MOSCOW (AP) — Russia's foreign minister said Friday that political issues should not influence decisions on global oil production, even as the country's economy takes a hit from falling oil prices.
Russia is weighing how to respond to this year's 30 percent drop in the price of crude, to below $80 per barrel. A government official said Monday a decision on production targets had not yet been made.
When asked whether Russia was willing to cut oil production after a meeting with his Saudi counterpart in Moscow, Foreign Minister Sergei Lavrov said only that Russia and Saudi Arabia did not want oil production targets to be affected by "political or geopolitical designs."
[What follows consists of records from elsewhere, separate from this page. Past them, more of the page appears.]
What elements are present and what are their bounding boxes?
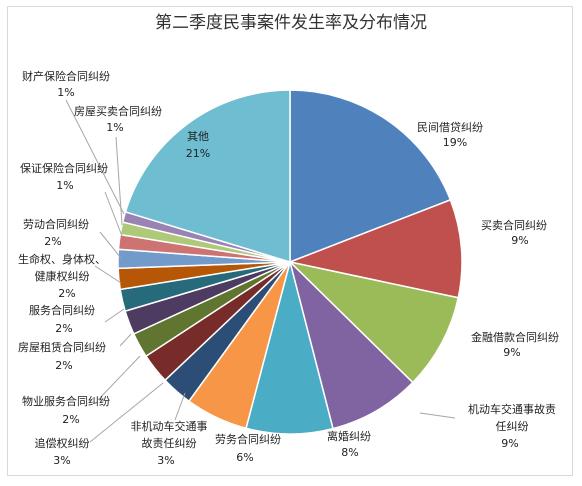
slice-name-label: 机动车交通事故责 <box>468 402 556 416</box>
slice-name-label: 服务合同纠纷 <box>29 303 95 317</box>
leader-line <box>419 412 456 419</box>
slice-percent-label: 2% <box>44 235 61 248</box>
slice-percent-label: 6% <box>236 451 253 464</box>
leader-line <box>65 99 125 215</box>
slice-name-label: 健康权纠纷 <box>35 269 90 283</box>
slice-name-label: 财产保险合同纠纷 <box>22 69 110 83</box>
slice-percent-label: 1% <box>106 121 123 134</box>
pie-slice <box>287 198 463 299</box>
slice-name-label: 金融借款合同纠纷 <box>471 330 559 344</box>
slice-name-label: 非机动车交通事 <box>131 419 208 433</box>
slice-percent-label: 1% <box>56 179 73 192</box>
pie-slice <box>288 259 414 430</box>
slice-percent-label: 1% <box>57 86 74 99</box>
slice-percent-label: 9% <box>503 346 520 359</box>
pie-slice <box>245 259 334 435</box>
slice-percent-label: 3% <box>157 454 174 467</box>
slice-name-label: 任纠纷 <box>496 420 529 433</box>
leader-line <box>99 231 122 259</box>
slice-name-label: 房屋买卖合同纠纷 <box>74 104 162 118</box>
leader-line <box>119 333 132 347</box>
slice-percent-label: 2% <box>55 322 72 335</box>
pie-slice <box>287 260 460 384</box>
leader-line <box>104 191 123 237</box>
leader-line <box>89 382 164 443</box>
slice-percent-label: 3% <box>53 454 70 467</box>
slice-name-label: 保证保险合同纠纷 <box>20 161 108 175</box>
slice-percent-label: 9% <box>511 234 528 247</box>
slice-name-label: 生命权、身体权、 <box>18 252 106 266</box>
slice-name-label: 买卖合同纠纷 <box>481 218 547 232</box>
leader-line <box>97 355 141 401</box>
slice-name-label: 追偿权纠纷 <box>35 436 90 450</box>
leader-line <box>115 136 123 226</box>
slice-name-label: 房屋租赁合同纠纷 <box>18 340 106 354</box>
slice-percent-label: 19% <box>443 136 467 149</box>
slice-name-label: 物业服务合同纠纷 <box>22 394 110 408</box>
slice-percent-label: 9% <box>501 437 518 450</box>
slice-name-label: 其他 <box>187 130 209 143</box>
pie-slice <box>289 89 452 264</box>
leader-line <box>174 392 186 421</box>
chart-title: 第二季度民事案件发生率及分布情况 <box>155 13 427 33</box>
slice-percent-label: 2% <box>58 287 75 300</box>
leader-line <box>94 265 122 284</box>
slice-name-label: 劳务合同纠纷 <box>215 432 281 446</box>
slice-percent-label: 2% <box>55 359 72 372</box>
slice-name-label: 劳动合同纠纷 <box>23 217 89 231</box>
slice-percent-label: 8% <box>341 446 358 459</box>
leader-line <box>104 308 125 323</box>
slice-name-label: 民间借贷纠纷 <box>417 120 483 134</box>
slice-name-label: 故责任纠纷 <box>142 436 197 450</box>
slice-name-label: 离婚纠纷 <box>327 429 371 443</box>
slice-percent-label: 2% <box>62 413 79 426</box>
pie-slice <box>124 89 291 264</box>
slice-percent-label: 21% <box>186 147 210 160</box>
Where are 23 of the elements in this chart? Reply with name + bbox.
"Both we and Saudi Arabia believe that the price should be a market price, and the decisive role should be played by demand," said Lavrov.
Lavrov's comments echoed theories, frequently spread on Russian state television, that the United States has manipulated global oil production to bring down prices worldwide and target unfriendly regimes. Russia's economy and currency, which has depreciated against the dollar by a third this year, have been hard hit.
Whether Russia will act to shore up oil prices is still unclear.
Russia's energy minister Alexander Novak noted that a production cut was possible, though it would be technically difficult.
"Our budget is very dependent on oil revenues. And we don't have the technology, like Saudi Arabia, to quickly reduce or increase our production," Alexander Novak told Russian news agencies. "But this question is under discussion, we are working within the government to understand whether such methods are feasible."